Dia 56


Ontem respondi a um questionário sobre “exaustão parental”. Entre muitas outras questões importantes, questionava-se se estava a ser mais ou menos difícil coordenar o trabalho com a família; se havia a sensação de não estar a dar aos filhos a atenção que se achava dever dar; se se estava a entrar em modo sobrevivência.
Responder a este questionário, para além de estar a contribuir para o conhecimento, fez-me sobretudo avaliar aquele que tem sido o meu desempenho enquanto profissional, mãe, esposa, amiga, irmã, colega de trabalho nestes dias.
No geral, e de uma forma global, acho que as coisas têm corrido bem: ainda não gritei nem fritei, tenho conseguido respirar para não subir o tom quando explico pela quinta vez como saber quantas dezenas cabem no número 53; os trabalhos e exercícios enviados pela professora estão *finalmente* up-to date, nada em atraso, e até já consegui digitalizar todos os trabalhos de casa e enviar por e-mai, separados por datas e em PDFs levezinhos.
A casa tem estado mais ou menos arrumada, cama feita todos os dias, a máquina de lavar louça tem trabalhado intensamente (é nestes dias que dou graças por a termos comprado) e não fosse a panela da sopa ser pequena, ridiculamente pequena, e até comeríamos sopa a todas as refeições.
Mas estou cansada de cozinhar. Estou cansada de YouTubers. Estou cansada de imprimir fichas. Estou cansada de dizer pena enésima vez “por favor, não mexam nisso”. Estou cansada de estar em casa, dia a seguir a dia a seguir a dia a seguir a dia, e a tentar – nestes resumos que não sei quanto tempo mais irão ser feitos – encontrar em cada dia algo novo, algo sobre o qual valha a pena escrever.

Nos dias como o de hoje, em que a cabeça dói mais um bocado, faço questão de olhar para fora, para a vida lá fora.
Na Branca, no terreno em frente à minha casa, corta-se o azevém (pelo menos é o nome que lhe dou). No ano passado, vi apenas as ervas colhidas quando cheguei a casa no final do dia.
Mas hoje vejo o trator ao fundo, os vizinhos a atravessar o campo. No ar paira o cheiro a palha meio seca, e eu dou graças por não ter alergias e poder inspirar, fundo e sem medo, este cheiro a trabalho de campo.
E lembro-me que a minha oliveira (que é do tempo dos avós do Gonçalo) está cheia de bolinhas e que em breve estará em flor. E que as hortenses estão a abrir. E que já consigo dar duas voltas à casa, a correr ao lado do Mimos, sem perder o fôlego e sem parar para descansar. São só duas voltas, mas são mais duas voltas que há cinquenta e seis dias, lá atrás.

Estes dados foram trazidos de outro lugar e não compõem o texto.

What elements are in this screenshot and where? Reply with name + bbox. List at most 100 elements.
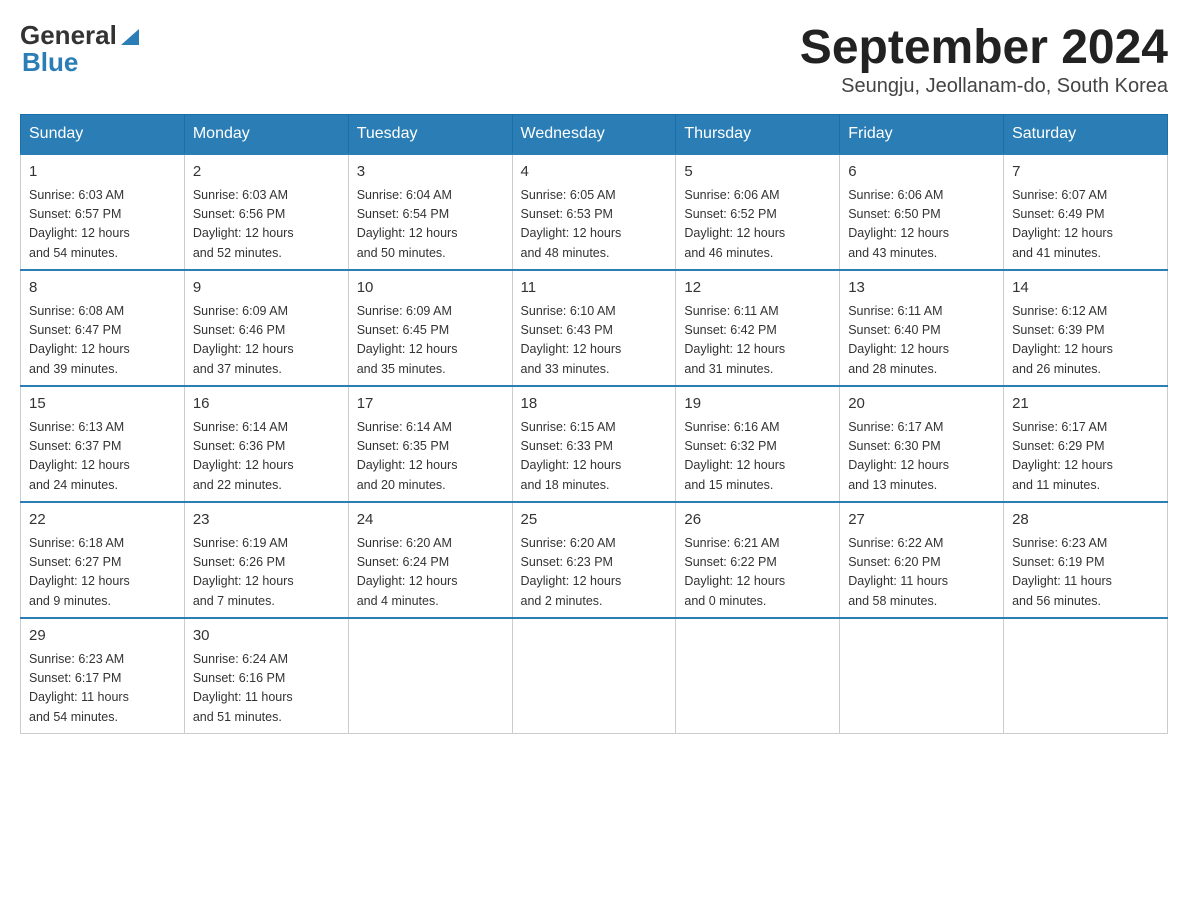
day-info: Sunrise: 6:09 AMSunset: 6:46 PMDaylight:… <box>193 304 294 376</box>
title-section: September 2024 Seungju, Jeollanam-do, So… <box>800 20 1168 98</box>
day-info: Sunrise: 6:17 AMSunset: 6:29 PMDaylight:… <box>1012 420 1113 492</box>
day-number: 6 <box>848 161 995 184</box>
day-number: 17 <box>357 393 504 416</box>
calendar-cell <box>840 618 1004 734</box>
calendar-week-4: 22 Sunrise: 6:18 AMSunset: 6:27 PMDaylig… <box>21 502 1168 618</box>
calendar-cell: 27 Sunrise: 6:22 AMSunset: 6:20 PMDaylig… <box>840 502 1004 618</box>
calendar-cell: 7 Sunrise: 6:07 AMSunset: 6:49 PMDayligh… <box>1004 154 1168 270</box>
day-number: 19 <box>684 393 831 416</box>
day-number: 29 <box>29 625 176 648</box>
day-info: Sunrise: 6:14 AMSunset: 6:35 PMDaylight:… <box>357 420 458 492</box>
day-info: Sunrise: 6:23 AMSunset: 6:17 PMDaylight:… <box>29 652 129 724</box>
day-number: 10 <box>357 277 504 300</box>
calendar-cell: 26 Sunrise: 6:21 AMSunset: 6:22 PMDaylig… <box>676 502 840 618</box>
calendar-cell: 8 Sunrise: 6:08 AMSunset: 6:47 PMDayligh… <box>21 270 185 386</box>
day-number: 27 <box>848 509 995 532</box>
day-info: Sunrise: 6:15 AMSunset: 6:33 PMDaylight:… <box>521 420 622 492</box>
day-number: 1 <box>29 161 176 184</box>
calendar-cell: 14 Sunrise: 6:12 AMSunset: 6:39 PMDaylig… <box>1004 270 1168 386</box>
day-number: 15 <box>29 393 176 416</box>
header-wednesday: Wednesday <box>512 115 676 155</box>
day-number: 3 <box>357 161 504 184</box>
calendar-cell: 20 Sunrise: 6:17 AMSunset: 6:30 PMDaylig… <box>840 386 1004 502</box>
day-info: Sunrise: 6:08 AMSunset: 6:47 PMDaylight:… <box>29 304 130 376</box>
day-info: Sunrise: 6:05 AMSunset: 6:53 PMDaylight:… <box>521 188 622 260</box>
day-number: 2 <box>193 161 340 184</box>
day-number: 16 <box>193 393 340 416</box>
calendar-cell: 30 Sunrise: 6:24 AMSunset: 6:16 PMDaylig… <box>184 618 348 734</box>
day-info: Sunrise: 6:18 AMSunset: 6:27 PMDaylight:… <box>29 536 130 608</box>
weekday-header-row: Sunday Monday Tuesday Wednesday Thursday… <box>21 115 1168 155</box>
calendar-cell: 16 Sunrise: 6:14 AMSunset: 6:36 PMDaylig… <box>184 386 348 502</box>
header-monday: Monday <box>184 115 348 155</box>
calendar-week-2: 8 Sunrise: 6:08 AMSunset: 6:47 PMDayligh… <box>21 270 1168 386</box>
calendar-table: Sunday Monday Tuesday Wednesday Thursday… <box>20 114 1168 734</box>
header-saturday: Saturday <box>1004 115 1168 155</box>
day-number: 18 <box>521 393 668 416</box>
day-number: 21 <box>1012 393 1159 416</box>
page-header: General Blue September 2024 Seungju, Jeo… <box>20 20 1168 98</box>
day-number: 9 <box>193 277 340 300</box>
day-info: Sunrise: 6:04 AMSunset: 6:54 PMDaylight:… <box>357 188 458 260</box>
day-number: 14 <box>1012 277 1159 300</box>
day-number: 22 <box>29 509 176 532</box>
calendar-cell: 23 Sunrise: 6:19 AMSunset: 6:26 PMDaylig… <box>184 502 348 618</box>
day-number: 26 <box>684 509 831 532</box>
calendar-cell: 13 Sunrise: 6:11 AMSunset: 6:40 PMDaylig… <box>840 270 1004 386</box>
day-info: Sunrise: 6:20 AMSunset: 6:24 PMDaylight:… <box>357 536 458 608</box>
day-number: 7 <box>1012 161 1159 184</box>
day-info: Sunrise: 6:03 AMSunset: 6:56 PMDaylight:… <box>193 188 294 260</box>
day-info: Sunrise: 6:19 AMSunset: 6:26 PMDaylight:… <box>193 536 294 608</box>
calendar-cell <box>512 618 676 734</box>
calendar-cell: 19 Sunrise: 6:16 AMSunset: 6:32 PMDaylig… <box>676 386 840 502</box>
day-info: Sunrise: 6:22 AMSunset: 6:20 PMDaylight:… <box>848 536 948 608</box>
calendar-cell: 28 Sunrise: 6:23 AMSunset: 6:19 PMDaylig… <box>1004 502 1168 618</box>
calendar-week-3: 15 Sunrise: 6:13 AMSunset: 6:37 PMDaylig… <box>21 386 1168 502</box>
day-info: Sunrise: 6:13 AMSunset: 6:37 PMDaylight:… <box>29 420 130 492</box>
calendar-cell: 9 Sunrise: 6:09 AMSunset: 6:46 PMDayligh… <box>184 270 348 386</box>
day-info: Sunrise: 6:06 AMSunset: 6:50 PMDaylight:… <box>848 188 949 260</box>
calendar-cell: 2 Sunrise: 6:03 AMSunset: 6:56 PMDayligh… <box>184 154 348 270</box>
day-number: 23 <box>193 509 340 532</box>
day-info: Sunrise: 6:23 AMSunset: 6:19 PMDaylight:… <box>1012 536 1112 608</box>
day-info: Sunrise: 6:20 AMSunset: 6:23 PMDaylight:… <box>521 536 622 608</box>
calendar-cell: 21 Sunrise: 6:17 AMSunset: 6:29 PMDaylig… <box>1004 386 1168 502</box>
day-number: 5 <box>684 161 831 184</box>
calendar-cell: 29 Sunrise: 6:23 AMSunset: 6:17 PMDaylig… <box>21 618 185 734</box>
logo-blue-text: Blue <box>22 47 78 78</box>
day-info: Sunrise: 6:09 AMSunset: 6:45 PMDaylight:… <box>357 304 458 376</box>
header-sunday: Sunday <box>21 115 185 155</box>
calendar-cell: 5 Sunrise: 6:06 AMSunset: 6:52 PMDayligh… <box>676 154 840 270</box>
day-number: 24 <box>357 509 504 532</box>
day-info: Sunrise: 6:12 AMSunset: 6:39 PMDaylight:… <box>1012 304 1113 376</box>
calendar-cell <box>348 618 512 734</box>
day-number: 4 <box>521 161 668 184</box>
day-info: Sunrise: 6:16 AMSunset: 6:32 PMDaylight:… <box>684 420 785 492</box>
calendar-cell: 17 Sunrise: 6:14 AMSunset: 6:35 PMDaylig… <box>348 386 512 502</box>
logo: General Blue <box>20 20 143 78</box>
day-info: Sunrise: 6:10 AMSunset: 6:43 PMDaylight:… <box>521 304 622 376</box>
location: Seungju, Jeollanam-do, South Korea <box>800 75 1168 98</box>
calendar-cell: 6 Sunrise: 6:06 AMSunset: 6:50 PMDayligh… <box>840 154 1004 270</box>
calendar-cell: 18 Sunrise: 6:15 AMSunset: 6:33 PMDaylig… <box>512 386 676 502</box>
day-number: 20 <box>848 393 995 416</box>
day-info: Sunrise: 6:06 AMSunset: 6:52 PMDaylight:… <box>684 188 785 260</box>
header-friday: Friday <box>840 115 1004 155</box>
calendar-cell: 24 Sunrise: 6:20 AMSunset: 6:24 PMDaylig… <box>348 502 512 618</box>
day-info: Sunrise: 6:03 AMSunset: 6:57 PMDaylight:… <box>29 188 130 260</box>
calendar-cell: 22 Sunrise: 6:18 AMSunset: 6:27 PMDaylig… <box>21 502 185 618</box>
day-number: 30 <box>193 625 340 648</box>
calendar-week-5: 29 Sunrise: 6:23 AMSunset: 6:17 PMDaylig… <box>21 618 1168 734</box>
day-number: 25 <box>521 509 668 532</box>
day-info: Sunrise: 6:17 AMSunset: 6:30 PMDaylight:… <box>848 420 949 492</box>
calendar-cell: 3 Sunrise: 6:04 AMSunset: 6:54 PMDayligh… <box>348 154 512 270</box>
calendar-cell: 12 Sunrise: 6:11 AMSunset: 6:42 PMDaylig… <box>676 270 840 386</box>
calendar-cell: 25 Sunrise: 6:20 AMSunset: 6:23 PMDaylig… <box>512 502 676 618</box>
day-info: Sunrise: 6:14 AMSunset: 6:36 PMDaylight:… <box>193 420 294 492</box>
day-number: 12 <box>684 277 831 300</box>
calendar-week-1: 1 Sunrise: 6:03 AMSunset: 6:57 PMDayligh… <box>21 154 1168 270</box>
header-thursday: Thursday <box>676 115 840 155</box>
calendar-cell: 4 Sunrise: 6:05 AMSunset: 6:53 PMDayligh… <box>512 154 676 270</box>
calendar-cell: 10 Sunrise: 6:09 AMSunset: 6:45 PMDaylig… <box>348 270 512 386</box>
header-tuesday: Tuesday <box>348 115 512 155</box>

Há sempre algo a descobrir, se eu tiver vontade de olhar. Hoje, foram as flores da oliveira e o cheiro à palha cortada.

Dia 55


Terça-feira, dia de aulas minhas, dia de aulas delas.Dia em que elas têm de se orientar (quase) sozinhas, em que desligo o micro para perguntar “está tudo bem?”, em que a hora de almoço é uma corrida porque dali a nada é preciso estar de novo “on”.
Dia que passa rápido. Dia em que se aquece o almoço que se fez depois do jantar, em que se ouve pela quinta vez “mãe, posso fazer uma pausa?”. Dia em que se responde que sim, sabendo que estas pausas se vão estender pela tarde toda e que logo, quando o dia de trabalho pago terminar, há todo um outro que se inicia.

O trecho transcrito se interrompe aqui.